Iowa Department of Corrections – Facts & Figures
3,600
staff members
8,400
incarcerated individuals
37,000
individuals supervised in communities
Future dashboard in the works for safer prisons
Believing good decisions come from good data, the department wants to expand its approach and develop additional visualizations and reporting capabilities. Next up: Develop a dashboard similar to the early alert and intervention tool but for prison populations.
“We’re working with an advisory group to help look at variables that might elevate people to become more of a risk, so we can intervene and prevent assaults in our prisons,” Skinner says. Identified variables will become data elements for SAS developers to use in populating the new dashboard, becoming part of what Skinner calls the department’s “culture of data.”
Department leaders also are considering other applications for the medical outbreak management dashboard. Although originally designed to deal with COVID, the dashboard can apply to other transmissible disease outbreaks the prisons may need to manage in the future.

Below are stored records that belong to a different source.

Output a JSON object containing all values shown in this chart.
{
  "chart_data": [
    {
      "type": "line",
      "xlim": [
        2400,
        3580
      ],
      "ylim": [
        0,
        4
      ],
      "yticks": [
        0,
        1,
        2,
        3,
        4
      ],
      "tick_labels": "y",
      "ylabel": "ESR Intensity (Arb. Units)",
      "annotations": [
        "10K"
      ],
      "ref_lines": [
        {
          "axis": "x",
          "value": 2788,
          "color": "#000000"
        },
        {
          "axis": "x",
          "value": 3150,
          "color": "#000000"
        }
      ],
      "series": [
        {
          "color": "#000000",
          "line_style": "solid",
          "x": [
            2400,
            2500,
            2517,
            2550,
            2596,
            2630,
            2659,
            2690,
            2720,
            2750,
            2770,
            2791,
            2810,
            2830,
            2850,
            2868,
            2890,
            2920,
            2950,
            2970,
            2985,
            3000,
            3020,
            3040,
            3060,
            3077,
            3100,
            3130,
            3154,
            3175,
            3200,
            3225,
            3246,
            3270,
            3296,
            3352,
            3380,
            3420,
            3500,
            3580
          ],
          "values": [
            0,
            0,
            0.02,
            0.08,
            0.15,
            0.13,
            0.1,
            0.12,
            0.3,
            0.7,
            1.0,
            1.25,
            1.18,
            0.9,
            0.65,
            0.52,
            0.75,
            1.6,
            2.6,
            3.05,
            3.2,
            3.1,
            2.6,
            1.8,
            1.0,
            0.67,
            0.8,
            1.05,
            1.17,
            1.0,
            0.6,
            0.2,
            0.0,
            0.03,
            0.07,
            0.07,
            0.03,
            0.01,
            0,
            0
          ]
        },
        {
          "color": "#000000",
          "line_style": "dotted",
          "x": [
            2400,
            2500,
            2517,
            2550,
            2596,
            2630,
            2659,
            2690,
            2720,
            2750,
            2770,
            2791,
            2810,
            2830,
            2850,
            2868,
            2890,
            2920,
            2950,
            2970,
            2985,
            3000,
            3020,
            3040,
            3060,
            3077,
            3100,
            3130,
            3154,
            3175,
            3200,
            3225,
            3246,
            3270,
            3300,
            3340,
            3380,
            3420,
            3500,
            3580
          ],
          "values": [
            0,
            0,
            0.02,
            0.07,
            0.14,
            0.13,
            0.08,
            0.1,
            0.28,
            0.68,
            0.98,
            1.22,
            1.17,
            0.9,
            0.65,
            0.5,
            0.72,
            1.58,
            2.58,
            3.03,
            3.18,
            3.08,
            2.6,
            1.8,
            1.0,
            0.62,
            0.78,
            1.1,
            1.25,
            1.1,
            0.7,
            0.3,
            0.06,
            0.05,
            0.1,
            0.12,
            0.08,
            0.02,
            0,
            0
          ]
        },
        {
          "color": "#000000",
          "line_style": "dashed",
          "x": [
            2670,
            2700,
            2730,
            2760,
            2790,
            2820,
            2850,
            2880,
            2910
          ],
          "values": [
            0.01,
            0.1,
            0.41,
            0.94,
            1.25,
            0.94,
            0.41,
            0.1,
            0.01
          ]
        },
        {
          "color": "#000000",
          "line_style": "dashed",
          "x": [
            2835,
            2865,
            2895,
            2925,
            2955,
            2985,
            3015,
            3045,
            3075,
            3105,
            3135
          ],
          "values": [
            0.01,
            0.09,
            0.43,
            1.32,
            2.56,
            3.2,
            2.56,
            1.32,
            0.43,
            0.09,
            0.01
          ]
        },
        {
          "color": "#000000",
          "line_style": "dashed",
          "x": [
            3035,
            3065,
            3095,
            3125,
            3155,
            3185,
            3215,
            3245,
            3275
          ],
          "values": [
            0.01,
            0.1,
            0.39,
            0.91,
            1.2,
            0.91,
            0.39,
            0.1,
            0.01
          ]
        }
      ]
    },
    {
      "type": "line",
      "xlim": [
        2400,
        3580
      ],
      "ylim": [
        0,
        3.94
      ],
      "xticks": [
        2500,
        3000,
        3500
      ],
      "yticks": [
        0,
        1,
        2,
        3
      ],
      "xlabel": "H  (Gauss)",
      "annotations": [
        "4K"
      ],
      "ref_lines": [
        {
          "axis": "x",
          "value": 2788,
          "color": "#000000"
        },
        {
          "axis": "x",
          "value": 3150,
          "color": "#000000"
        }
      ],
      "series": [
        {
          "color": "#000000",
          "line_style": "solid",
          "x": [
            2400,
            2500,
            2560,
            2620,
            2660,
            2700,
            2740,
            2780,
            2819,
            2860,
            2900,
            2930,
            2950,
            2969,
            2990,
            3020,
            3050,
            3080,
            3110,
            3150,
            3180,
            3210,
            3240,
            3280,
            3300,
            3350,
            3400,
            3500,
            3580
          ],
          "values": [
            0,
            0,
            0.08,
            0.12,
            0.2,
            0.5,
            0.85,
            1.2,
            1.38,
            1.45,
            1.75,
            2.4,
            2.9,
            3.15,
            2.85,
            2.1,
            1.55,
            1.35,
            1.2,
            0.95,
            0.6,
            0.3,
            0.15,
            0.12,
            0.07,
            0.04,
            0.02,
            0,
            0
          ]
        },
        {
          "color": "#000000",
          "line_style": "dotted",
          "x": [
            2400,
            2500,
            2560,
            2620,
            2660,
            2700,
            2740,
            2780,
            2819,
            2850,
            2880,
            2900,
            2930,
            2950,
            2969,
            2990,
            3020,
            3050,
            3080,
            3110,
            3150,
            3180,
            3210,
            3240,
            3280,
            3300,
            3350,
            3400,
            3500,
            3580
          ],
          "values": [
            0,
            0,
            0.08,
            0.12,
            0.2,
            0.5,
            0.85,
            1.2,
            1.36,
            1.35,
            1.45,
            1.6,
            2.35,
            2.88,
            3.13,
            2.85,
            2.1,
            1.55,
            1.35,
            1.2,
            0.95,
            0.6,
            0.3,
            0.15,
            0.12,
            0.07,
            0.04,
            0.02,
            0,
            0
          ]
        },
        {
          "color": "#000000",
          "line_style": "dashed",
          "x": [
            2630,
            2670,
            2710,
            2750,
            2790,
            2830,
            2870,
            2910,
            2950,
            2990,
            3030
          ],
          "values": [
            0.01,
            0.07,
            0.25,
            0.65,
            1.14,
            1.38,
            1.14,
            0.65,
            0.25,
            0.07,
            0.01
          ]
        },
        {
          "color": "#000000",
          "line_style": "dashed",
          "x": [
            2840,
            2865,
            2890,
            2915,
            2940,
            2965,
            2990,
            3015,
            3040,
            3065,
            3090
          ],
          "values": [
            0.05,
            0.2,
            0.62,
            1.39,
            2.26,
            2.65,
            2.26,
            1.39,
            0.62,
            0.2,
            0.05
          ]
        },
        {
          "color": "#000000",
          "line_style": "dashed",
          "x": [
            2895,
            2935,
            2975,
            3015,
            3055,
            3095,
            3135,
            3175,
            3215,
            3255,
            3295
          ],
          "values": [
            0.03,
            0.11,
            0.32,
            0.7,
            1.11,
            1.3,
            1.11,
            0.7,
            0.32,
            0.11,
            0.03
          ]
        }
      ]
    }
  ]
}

“We have a great partnership with SAS, and we’ll continue that partnership to keep building upon the foundation we’ve put in place with these technologies,” Fineran says.
Sparking change at a higher level
At the federal level, initiatives such as Justice Counts are working to help policymakers make informed budgetary and policy decisions using criminal justice data. Skinner, a Justice Counts steering committee member, says there is a growing push to look across states and compare specific public safety metrics.
“The SAS dashboards can be a game changer for commissioners, directors and administrators across the country,” Skinner says. “If some agencies and departments don’t have that technology or that data, they can’t see how they compare or how they can improve by seeing what other states are doing.”
Getting there takes an investment in time and resources, and Skinner and Fineran both agree it’s worth it.
“A lot of times, we build the plane as we fly it in this environment,” Skinner says. “It helps to have data in the cockpit so we can make good, informed decisions, especially about what to invest in and what gaps we need to shore up. The endgame is you have information in front of you that can help you meet your mission of safety within your prisons and within your communities.”